You have seen these come and go: New Year’s resolutions to create healthy habits and discard unhealthy ones.  Often these become efforts in futility.  If we understand how habits work we can get a grip on how to improve them.

You wake up in the morning and go through a sequence of behaviors before you realize that you have begun a new day.  You roll out of bed, shuffle to the bathroom, squeeze toothpaste on to the toothbrush…. you know the rest.

Brushing your teeth, backing your car out onto the driveway, putting on your work clothes, or snacking while watching TV are all habitual behaviors often without conscious thought.

“Habit kicks in, organically” says Charles Duhigg, The Power of Habit: Why we do What we do in Life and Business.  Duhigg describes the habit loop: how habits form, the structure of habits and their connection to the brain. 

In the early 1990’s MIT researchers performed experiments placing rats in a maze with probes attached to their brains.  At first, the rats were wandering, scratching, sniffing, finding their way to the reward of chocolate.  Probes showed furious activity in the brain. As the experiment was repeated several times, the rats stopped meandering and zipped through to get to their reward.  Activity in the brain changed too: grey matter in the frontal lobes (decision making and critical thinking centers) grew quiet; just the basal ganglia (tiny structure of cells in the center of the brain) were active.  The rats did not need to think; they were on auto-pilot.  “Basal ganglia are integral to habit” says Duhigg.
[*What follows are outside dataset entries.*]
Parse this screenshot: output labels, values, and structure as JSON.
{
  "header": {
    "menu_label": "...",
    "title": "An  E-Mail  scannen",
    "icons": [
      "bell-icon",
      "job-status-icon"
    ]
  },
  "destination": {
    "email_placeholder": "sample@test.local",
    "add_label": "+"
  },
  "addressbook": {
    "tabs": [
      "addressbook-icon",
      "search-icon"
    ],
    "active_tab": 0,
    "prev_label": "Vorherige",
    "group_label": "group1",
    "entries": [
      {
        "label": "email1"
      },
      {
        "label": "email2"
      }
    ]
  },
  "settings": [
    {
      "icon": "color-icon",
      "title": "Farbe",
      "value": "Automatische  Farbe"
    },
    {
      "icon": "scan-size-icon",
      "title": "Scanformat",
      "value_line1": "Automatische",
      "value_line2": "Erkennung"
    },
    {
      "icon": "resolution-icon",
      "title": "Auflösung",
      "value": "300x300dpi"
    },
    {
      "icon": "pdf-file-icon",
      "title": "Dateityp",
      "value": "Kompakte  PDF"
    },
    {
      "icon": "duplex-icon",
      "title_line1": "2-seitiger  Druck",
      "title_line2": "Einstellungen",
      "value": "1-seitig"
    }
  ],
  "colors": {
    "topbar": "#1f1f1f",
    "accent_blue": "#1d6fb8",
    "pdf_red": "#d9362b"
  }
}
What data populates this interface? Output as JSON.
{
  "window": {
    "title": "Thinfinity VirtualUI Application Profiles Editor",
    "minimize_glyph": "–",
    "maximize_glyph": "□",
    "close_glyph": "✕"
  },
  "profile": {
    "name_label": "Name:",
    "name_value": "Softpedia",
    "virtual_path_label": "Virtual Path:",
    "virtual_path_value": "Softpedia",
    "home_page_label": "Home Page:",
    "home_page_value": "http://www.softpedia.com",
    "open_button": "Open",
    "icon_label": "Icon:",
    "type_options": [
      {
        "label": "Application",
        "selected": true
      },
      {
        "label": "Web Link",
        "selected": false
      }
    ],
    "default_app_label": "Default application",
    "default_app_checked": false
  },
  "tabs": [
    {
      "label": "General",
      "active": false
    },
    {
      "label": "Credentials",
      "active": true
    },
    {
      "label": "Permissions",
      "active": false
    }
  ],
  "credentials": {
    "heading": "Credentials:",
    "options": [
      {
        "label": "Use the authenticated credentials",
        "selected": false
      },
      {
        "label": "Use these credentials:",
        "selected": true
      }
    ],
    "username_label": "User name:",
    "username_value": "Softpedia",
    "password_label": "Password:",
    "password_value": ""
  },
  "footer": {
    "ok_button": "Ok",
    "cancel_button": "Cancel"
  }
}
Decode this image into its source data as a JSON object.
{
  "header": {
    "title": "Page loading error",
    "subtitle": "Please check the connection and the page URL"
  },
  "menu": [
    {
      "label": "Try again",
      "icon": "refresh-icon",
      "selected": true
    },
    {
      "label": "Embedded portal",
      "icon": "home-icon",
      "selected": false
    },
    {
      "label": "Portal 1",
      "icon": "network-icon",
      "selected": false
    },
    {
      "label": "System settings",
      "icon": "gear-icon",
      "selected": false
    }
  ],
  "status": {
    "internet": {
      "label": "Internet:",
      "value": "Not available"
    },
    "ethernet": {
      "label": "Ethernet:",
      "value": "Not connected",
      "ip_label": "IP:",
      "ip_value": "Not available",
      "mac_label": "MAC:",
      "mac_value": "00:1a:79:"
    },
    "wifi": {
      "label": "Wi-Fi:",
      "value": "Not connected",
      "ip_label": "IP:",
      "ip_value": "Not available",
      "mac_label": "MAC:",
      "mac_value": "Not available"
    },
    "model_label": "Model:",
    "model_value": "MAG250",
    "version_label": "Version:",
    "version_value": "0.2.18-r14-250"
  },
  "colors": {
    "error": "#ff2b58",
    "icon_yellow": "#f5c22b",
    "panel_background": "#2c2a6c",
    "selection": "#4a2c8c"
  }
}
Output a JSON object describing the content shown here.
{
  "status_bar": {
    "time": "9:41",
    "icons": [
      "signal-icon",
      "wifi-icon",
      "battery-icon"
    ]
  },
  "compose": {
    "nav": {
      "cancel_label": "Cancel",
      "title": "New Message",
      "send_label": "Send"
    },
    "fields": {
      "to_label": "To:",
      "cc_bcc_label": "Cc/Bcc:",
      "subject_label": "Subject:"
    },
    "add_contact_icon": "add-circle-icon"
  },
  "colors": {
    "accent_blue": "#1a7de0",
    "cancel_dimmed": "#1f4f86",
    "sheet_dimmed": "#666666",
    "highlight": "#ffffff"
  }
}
Like the rats we too have evolved. We are wired to be effort efficient.  Our brain falls asleep, while the basal ganglia which stores habit takes over.  This process of the brain converting a sequence of actions into an automatic routine is called ‘chunking’. It is at the root of how habits form.
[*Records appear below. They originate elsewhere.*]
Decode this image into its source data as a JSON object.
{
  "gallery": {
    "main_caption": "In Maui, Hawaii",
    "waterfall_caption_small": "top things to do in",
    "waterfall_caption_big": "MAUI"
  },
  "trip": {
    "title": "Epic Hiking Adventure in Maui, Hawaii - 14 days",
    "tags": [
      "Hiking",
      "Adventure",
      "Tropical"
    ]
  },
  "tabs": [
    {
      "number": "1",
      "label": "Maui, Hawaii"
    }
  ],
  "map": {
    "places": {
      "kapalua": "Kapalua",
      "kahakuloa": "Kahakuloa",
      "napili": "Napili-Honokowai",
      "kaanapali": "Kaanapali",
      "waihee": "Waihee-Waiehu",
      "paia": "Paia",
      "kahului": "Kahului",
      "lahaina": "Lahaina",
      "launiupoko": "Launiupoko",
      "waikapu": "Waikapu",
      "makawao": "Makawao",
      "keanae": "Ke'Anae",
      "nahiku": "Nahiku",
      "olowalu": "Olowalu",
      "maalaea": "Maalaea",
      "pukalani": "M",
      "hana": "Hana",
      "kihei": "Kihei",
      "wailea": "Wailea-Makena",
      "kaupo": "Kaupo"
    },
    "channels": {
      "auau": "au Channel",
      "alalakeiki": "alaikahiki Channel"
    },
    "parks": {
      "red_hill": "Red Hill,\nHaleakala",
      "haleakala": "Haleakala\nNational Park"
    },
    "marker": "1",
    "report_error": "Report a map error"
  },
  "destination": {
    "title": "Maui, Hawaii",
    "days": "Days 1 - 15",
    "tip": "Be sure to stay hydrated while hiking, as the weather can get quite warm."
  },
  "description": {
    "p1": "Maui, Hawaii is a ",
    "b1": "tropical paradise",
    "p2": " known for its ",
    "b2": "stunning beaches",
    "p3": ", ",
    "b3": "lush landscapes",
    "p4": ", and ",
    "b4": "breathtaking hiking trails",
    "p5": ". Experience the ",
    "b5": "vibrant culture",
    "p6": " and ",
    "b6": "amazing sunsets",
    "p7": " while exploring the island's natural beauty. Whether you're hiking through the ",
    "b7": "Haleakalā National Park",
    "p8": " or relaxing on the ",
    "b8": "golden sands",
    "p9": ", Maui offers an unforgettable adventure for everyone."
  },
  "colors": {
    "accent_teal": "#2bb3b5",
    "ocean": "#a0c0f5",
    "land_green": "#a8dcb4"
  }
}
Habits emerge because the brain is constantly trying to save effort. This instinct has a huge advantage of making for an efficient brain. Conserving mental effort on daily behaviors will open it up to be used for bigger, nobler purposes such as complex problem solving, creating, and inventing. At first the brain is highly active to determine safety (is it safe to back out on to the driveway?) or appropriateness  (is it time to brush teeth?).  In time, that activity diminishes. 

This is a 3 step process:
1) Cue: a trigger or signal of sight, smell, taste, sound or feel.  Brain decides if it’s safe/proper to use a particular behavioral pattern.
2) Routine: a series of repetitive responses which can be emotional, mental or physical. 
3) Reward: an incentive or payback at the end of the behavior makes the pleasure centers in the brain light up.  The brain decides if this is worth remembering for the future.

Repeating this sequence of cue-routine-reward several times causes the same neural pathway in the brain to be used over and over, strengthening it.  Eventually cue and reward become intertwined. Exposure to the cue creates anticipation of the reward.  An urge or craving is created.  Decision making goes dormant.  Habit emerges.  Brain can’t tell the difference between good and bad habits. “Basic truth: brain stops functioning in decision making when habit emerges” states Duhigg.  
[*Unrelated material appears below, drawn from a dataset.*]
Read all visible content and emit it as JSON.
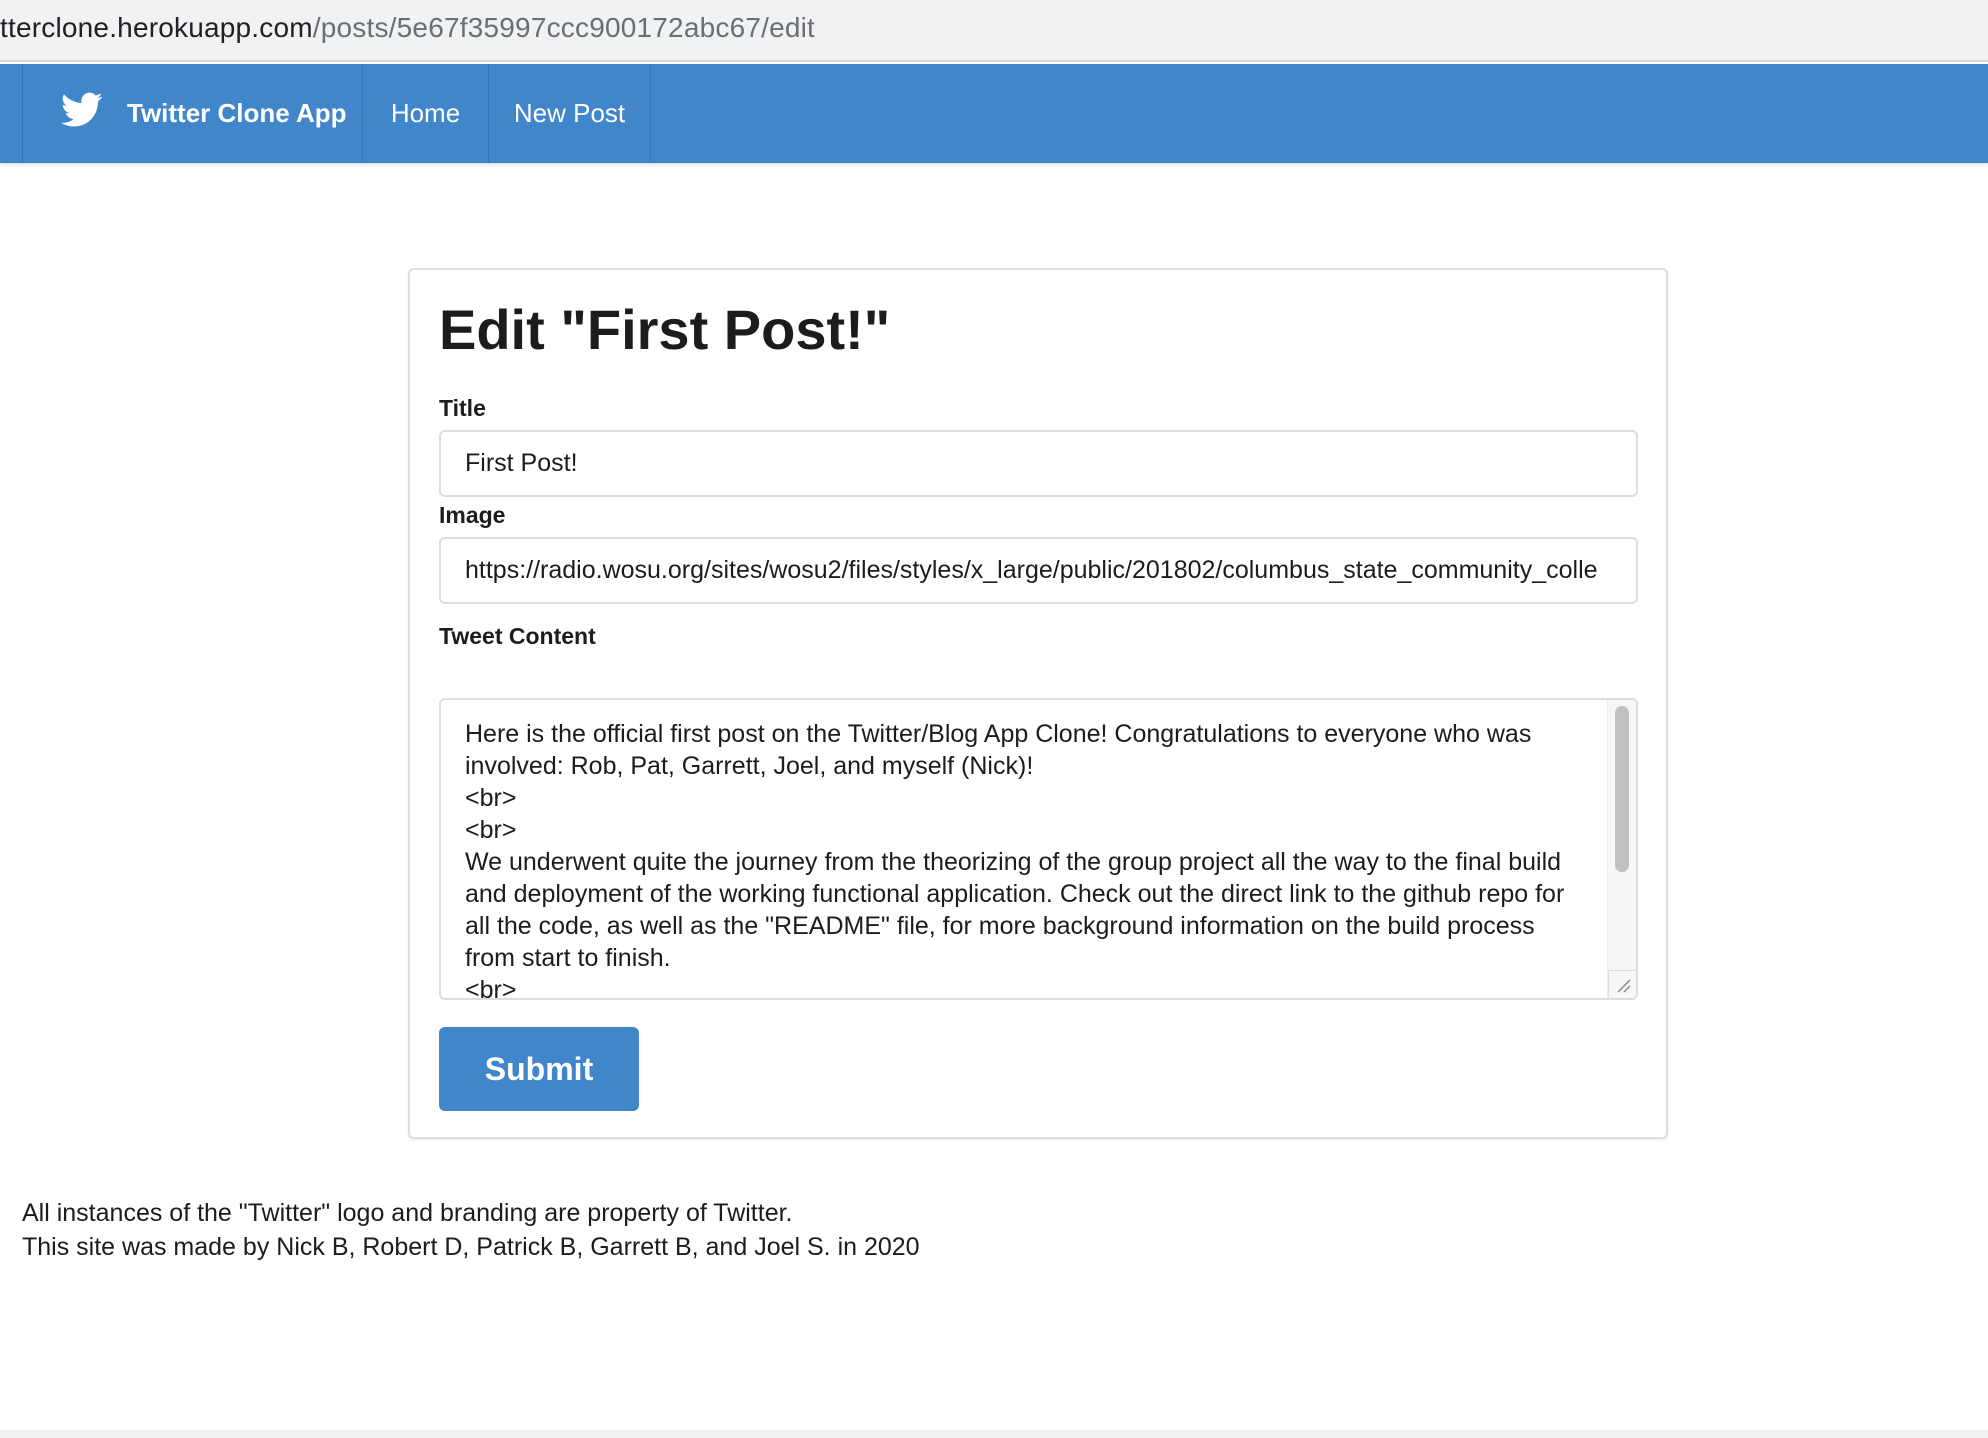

Why do we get into an accident?  Because the brain powers down into auto-pilot mode before it can identify danger.  Why can’t we kick a smoking habit?  Because the craving is so strong that rushing to the reward becomes the focal point while the rest of the brain sleeps.

Good news is that habits can be ignored, changed or replaced.  Start by recognizing your own cues and rewards before looking at your routines.  First, get to know your habit loops.